I stepped into the apartment and let the videographer and photographer do their job before the crime-scene techs moved in. The body was still on the floor where it had been found. Someone from the medical examiner’s office was waiting outside to take Mr. Glossner.

I paused and said a quick prayer for Adam Glossner’s soul. My grandfather always tells me how important it is to take every life seriously. By extension we must take every death seriously. This isn’t a ritual I treat lightly. But I wish I didn’t have to do it so often.

I felt a pang of sorrow for the victim’s children. I’ve seen too many kids grow up without parents due to homicides. A murder can have ripples in a family for generations.

For a long moment, I stared down at the body and its blood that had seeped onto the gorgeous tile floor. The dark blood clashed with the white tile. It was my deepest hope that Glossner’s wife had been able to get the kids out of the apartment without them seeing the remains of their father.

I could see exactly what Sergeant Asher had been talking about. It was clear Glossner had been standing on the balcony when the bullet struck him. I could picture him spiraling through the door and onto the pristine tile.

I looked out the open French doors. The apartment was on a bend in the road that allowed a view of the balcony from at least five different buildings. I tried to get an idea where the shot had come from. I was at a loss. My boss, Harry, had texted me that he already had cops canvassing the area. Maybe someone heard or saw something.

I walked through the apartment by myself. I could see the family had built a life here. Young kids, good job, the American dream. I hoped the victim had had enough sense to appreciate his family and situation. I’d seen many a Wall Street financial manager work so hard they forgot they had a life outside of lower Manhattan.

The other thing I realized as I stared at the wound on the right side of Adam Glossner’s head: I was not used to homicides like this. I generally dealt with killers who get up close and personal. Even with firearms. Most people feel more confident the closer they get.
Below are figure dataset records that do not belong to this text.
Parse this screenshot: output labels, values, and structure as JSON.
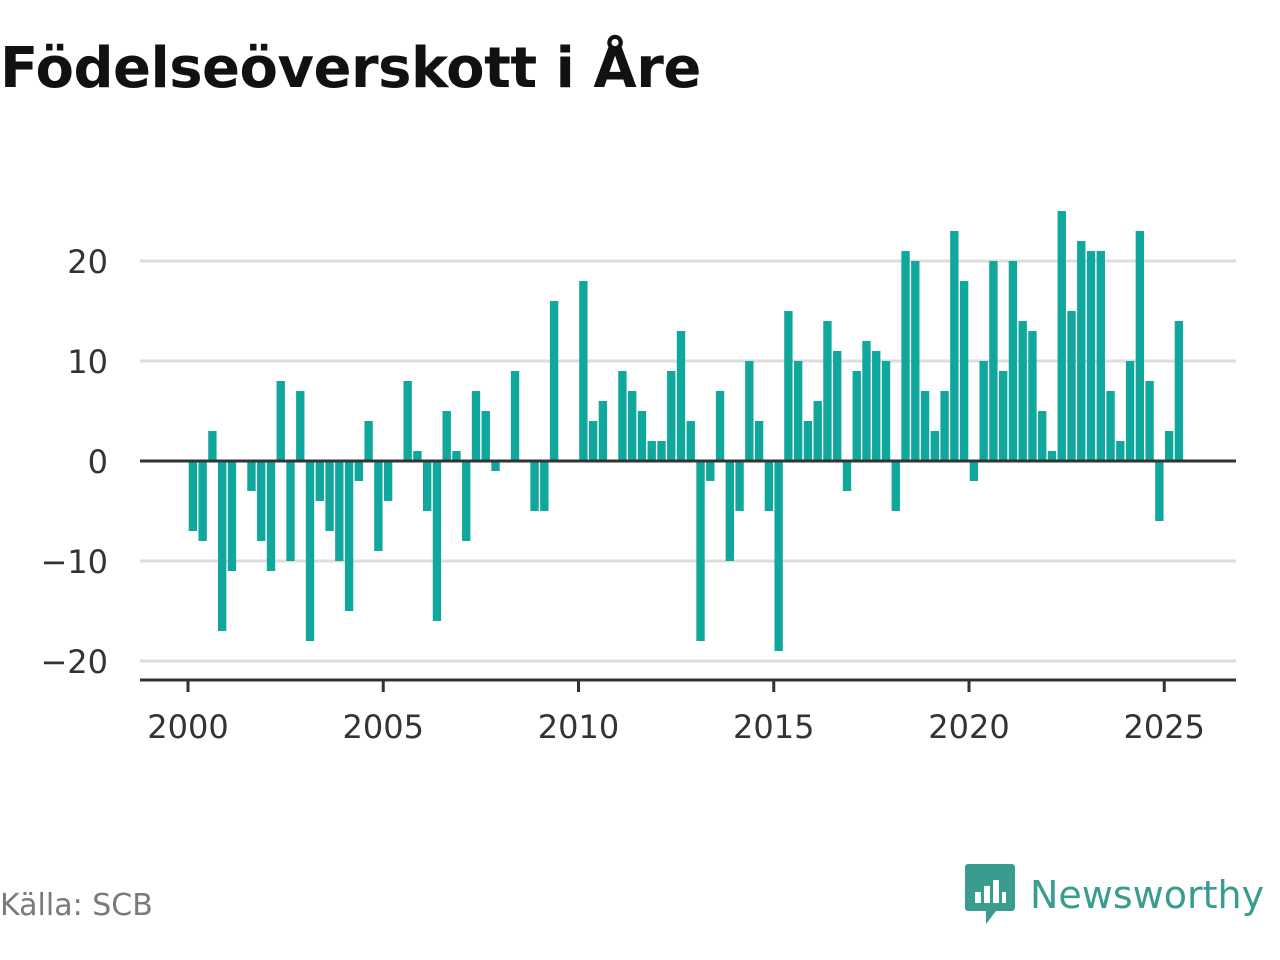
{
  "title": "Födelseöverskott i Åre",
  "source": "Källa: SCB",
  "brand": {
    "name": "Newsworthy",
    "icon": "newsworthy-logo-icon",
    "color": "#3a9c8e"
  },
  "colors": {
    "bar": "#10a89c",
    "zero_line": "#333333",
    "grid": "#dddddd",
    "text": "#333333"
  },
  "chart_data": {
    "type": "bar",
    "title": "Födelseöverskott i Åre",
    "xlabel": "",
    "ylabel": "",
    "x_ticks": [
      2000,
      2005,
      2010,
      2015,
      2020,
      2025
    ],
    "y_ticks": [
      -20,
      -10,
      0,
      10,
      20
    ],
    "y_tick_labels": [
      "−20",
      "−10",
      "0",
      "10",
      "20"
    ],
    "xlim": [
      2000,
      2026
    ],
    "ylim": [
      -22,
      25
    ],
    "grid": "horizontal",
    "x": [
      2000.125,
      2000.375,
      2000.625,
      2000.875,
      2001.125,
      2001.375,
      2001.625,
      2001.875,
      2002.125,
      2002.375,
      2002.625,
      2002.875,
      2003.125,
      2003.375,
      2003.625,
      2003.875,
      2004.125,
      2004.375,
      2004.625,
      2004.875,
      2005.125,
      2005.375,
      2005.625,
      2005.875,
      2006.125,
      2006.375,
      2006.625,
      2006.875,
      2007.125,
      2007.375,
      2007.625,
      2007.875,
      2008.125,
      2008.375,
      2008.625,
      2008.875,
      2009.125,
      2009.375,
      2009.625,
      2009.875,
      2010.125,
      2010.375,
      2010.625,
      2010.875,
      2011.125,
      2011.375,
      2011.625,
      2011.875,
      2012.125,
      2012.375,
      2012.625,
      2012.875,
      2013.125,
      2013.375,
      2013.625,
      2013.875,
      2014.125,
      2014.375,
      2014.625,
      2014.875,
      2015.125,
      2015.375,
      2015.625,
      2015.875,
      2016.125,
      2016.375,
      2016.625,
      2016.875,
      2017.125,
      2017.375,
      2017.625,
      2017.875,
      2018.125,
      2018.375,
      2018.625,
      2018.875,
      2019.125,
      2019.375,
      2019.625,
      2019.875,
      2020.125,
      2020.375,
      2020.625,
      2020.875,
      2021.125,
      2021.375,
      2021.625,
      2021.875,
      2022.125,
      2022.375,
      2022.625,
      2022.875,
      2023.125,
      2023.375,
      2023.625,
      2023.875,
      2024.125,
      2024.375,
      2024.625,
      2024.875,
      2025.125,
      2025.375
    ],
    "values": [
      -7,
      -8,
      3,
      -17,
      -11,
      0,
      -3,
      -8,
      -11,
      8,
      -10,
      7,
      -18,
      -4,
      -7,
      -10,
      -15,
      -2,
      4,
      -9,
      -4,
      0,
      8,
      1,
      -5,
      -16,
      5,
      1,
      -8,
      7,
      5,
      -1,
      0,
      9,
      0,
      -5,
      -5,
      16,
      0,
      0,
      18,
      4,
      6,
      0,
      9,
      7,
      5,
      2,
      2,
      9,
      13,
      4,
      -18,
      -2,
      7,
      -10,
      -5,
      10,
      4,
      -5,
      -19,
      15,
      10,
      4,
      6,
      14,
      11,
      -3,
      9,
      12,
      11,
      10,
      -5,
      21,
      20,
      7,
      3,
      7,
      23,
      18,
      -2,
      10,
      20,
      9,
      20,
      14,
      13,
      5,
      1,
      25,
      15,
      22,
      21,
      21,
      7,
      2,
      10,
      23,
      8,
      -6,
      3,
      14
    ]
  }
}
Clearly that wasn’t true of this killer.

CHAPTER 5

I’D GOTTEN A decent sense of the crime scene. Now it was time to toughen up and do my least favorite assignment in a case like this: interview the grieving. I nodded to the crime-scene techs filing into the victim’s apartment as I walked out and then down the hallway to the neighbor’s place.
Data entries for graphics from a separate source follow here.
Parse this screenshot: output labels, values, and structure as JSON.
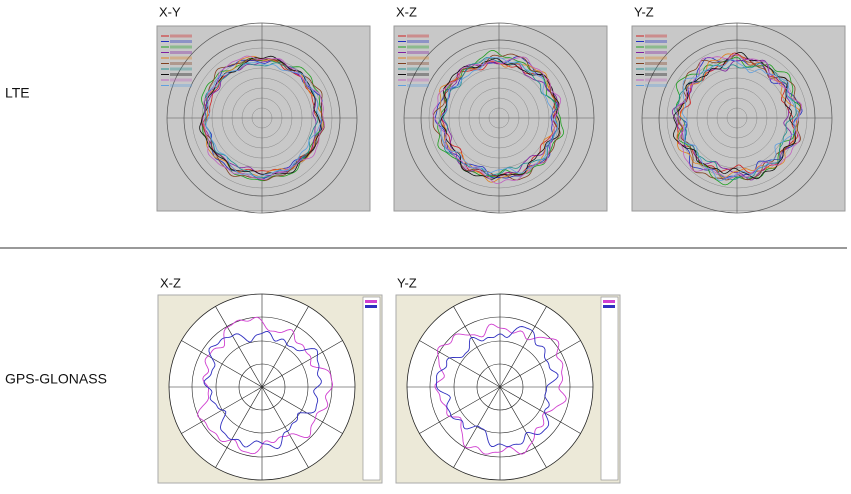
{
  "sections": [
    {
      "label": "LTE",
      "plots": [
        {
          "title": "X-Y"
        },
        {
          "title": "X-Z"
        },
        {
          "title": "Y-Z"
        }
      ]
    },
    {
      "label": "GPS-GLONASS",
      "plots": [
        {
          "title": "X-Z"
        },
        {
          "title": "Y-Z"
        }
      ]
    }
  ]
}
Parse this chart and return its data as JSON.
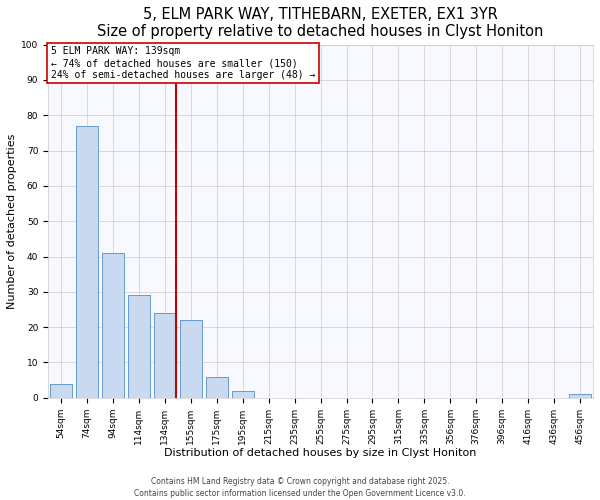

The door was open. I saw a young female patrol officer sitting on the couch next to Victoria Glossner. The officer had a little boy in her lap as the mom rocked back and forth with a girl I judged to be about six years old.
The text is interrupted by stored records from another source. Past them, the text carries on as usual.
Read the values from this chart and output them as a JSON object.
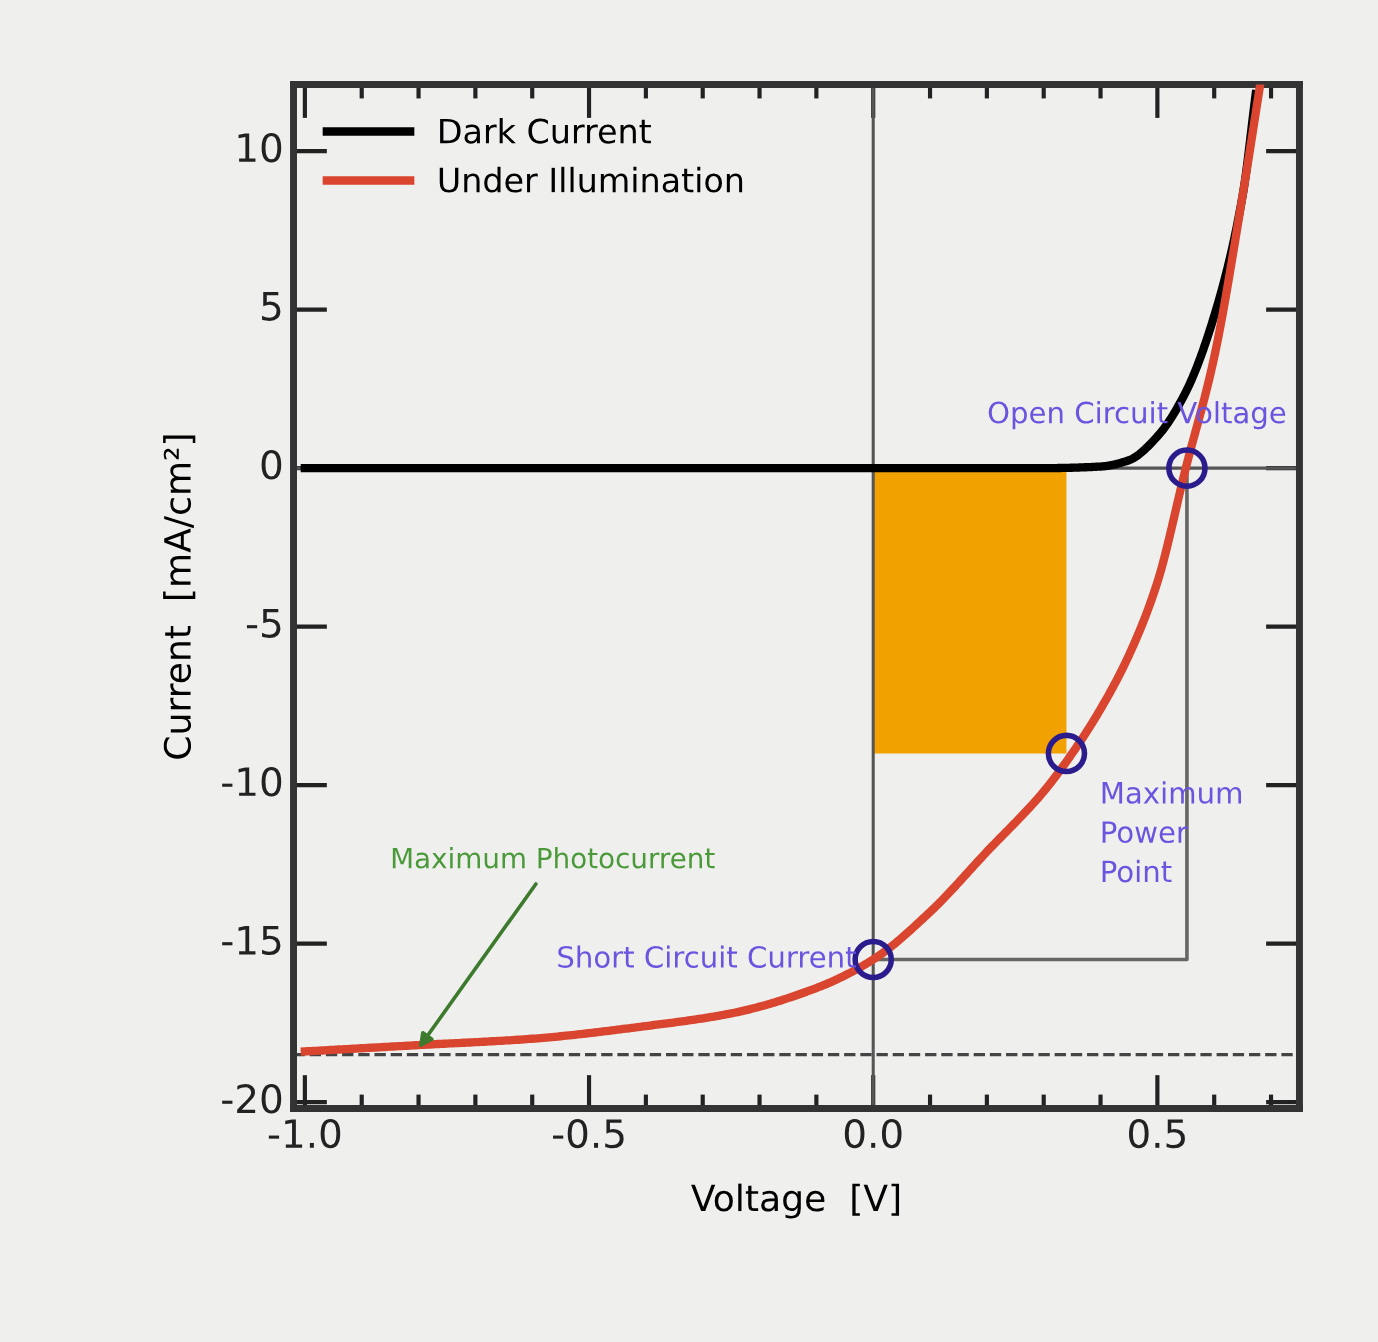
{
  "chart_data": {
    "type": "line",
    "xlabel": "Voltage  [V]",
    "ylabel": "Current  [mA/cm²]",
    "series": [
      {
        "name": "Dark Current",
        "color": "#000000",
        "x": [
          -1.0,
          0.3,
          0.4,
          0.45,
          0.5,
          0.55,
          0.6,
          0.65,
          0.673
        ],
        "values": [
          0,
          0,
          0.05,
          0.25,
          1.0,
          2.4,
          4.8,
          8.6,
          11.8
        ]
      },
      {
        "type": "area",
        "color": "#f2a200",
        "x": [
          0,
          0.34
        ],
        "values": [
          -9,
          -9
        ]
      },
      {
        "name": "Under Illumination",
        "color": "#d9452f",
        "x": [
          -1.0,
          -0.8,
          -0.6,
          -0.4,
          -0.25,
          -0.1,
          0,
          0.1,
          0.2,
          0.3,
          0.35,
          0.4,
          0.45,
          0.5,
          0.55,
          0.6,
          0.65,
          0.68
        ],
        "values": [
          -18.4,
          -18.2,
          -18.0,
          -17.6,
          -17.2,
          -16.4,
          -15.5,
          -14.0,
          -12.1,
          -10.2,
          -9.0,
          -7.6,
          -5.9,
          -3.6,
          0,
          3.5,
          8.6,
          12.0
        ]
      }
    ],
    "xlim": [
      -1.02,
      0.75
    ],
    "ylim": [
      -20.2,
      12.1
    ],
    "xticks": [
      {
        "value": -1.0,
        "label": "-1.0"
      },
      {
        "value": -0.9,
        "label": null
      },
      {
        "value": -0.8,
        "label": null
      },
      {
        "value": -0.7,
        "label": null
      },
      {
        "value": -0.6,
        "label": null
      },
      {
        "value": -0.5,
        "label": "-0.5"
      },
      {
        "value": -0.4,
        "label": null
      },
      {
        "value": -0.3,
        "label": null
      },
      {
        "value": -0.2,
        "label": null
      },
      {
        "value": -0.1,
        "label": null
      },
      {
        "value": 0.0,
        "label": "0.0"
      },
      {
        "value": 0.1,
        "label": null
      },
      {
        "value": 0.2,
        "label": null
      },
      {
        "value": 0.3,
        "label": null
      },
      {
        "value": 0.4,
        "label": null
      },
      {
        "value": 0.5,
        "label": "0.5"
      },
      {
        "value": 0.6,
        "label": null
      },
      {
        "value": 0.7,
        "label": null
      }
    ],
    "yticks": [
      -20,
      -15,
      -10,
      -5,
      0,
      5,
      10
    ],
    "ref_lines": [
      {
        "axis": "x",
        "value": 0,
        "color": "#555555"
      },
      {
        "axis": "y",
        "value": 0,
        "color": "#555555"
      },
      {
        "axis": "y",
        "value": -18.5,
        "color": "#444444",
        "line_style": "dashed"
      }
    ],
    "annotations": [
      {
        "text": "Open Circuit Voltage",
        "x": 0.552,
        "y": 0
      },
      {
        "text": "Maximum\nPower\nPoint",
        "x": 0.34,
        "y": -9
      },
      {
        "text": "Short Circuit Current",
        "x": 0,
        "y": -15.5
      },
      {
        "text": "Maximum Photocurrent",
        "x": -0.8,
        "y": -18.3
      }
    ],
    "legend": "top left",
    "grid": false,
    "line_style": "solid"
  }
}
Mrs. Glossner was a very attractive, fit woman of about thirty-five, probably six or eight years younger than her husband. I don’t even notice teary, bloodshot eyes anymore on this job. But I saw how she clutched her daughter and how both the kids looked completely confused. It hit me like a sledgehammer. I remembered talking to my kids when their mother was dying of cancer.We’d had months to prepare for the eventual shock. What do you do when your whole world changes in just a moment?

The patrol officer looked up and saw me. I nodded. Then I tilted my head to the left and the sharp young officer stood up with the little boy still in her arms. She said to the little girl, “Let’s see if we can find something for you guys to drink.”

Mrs. Glossner released her daughter to walk with the officer into another room. I sat across from her in an antique, uncomfortable chair. I introduced myself and told her how sorry I was. It wasn’t an act. I am always sorry in a situation like this.

She said she was okay to talk. “I watch so many of the police reality shows that I know how important the first forty-eight hours of a homicide investigation can be. I don’t know what I can tell you. But I’ll answer any questions you have.”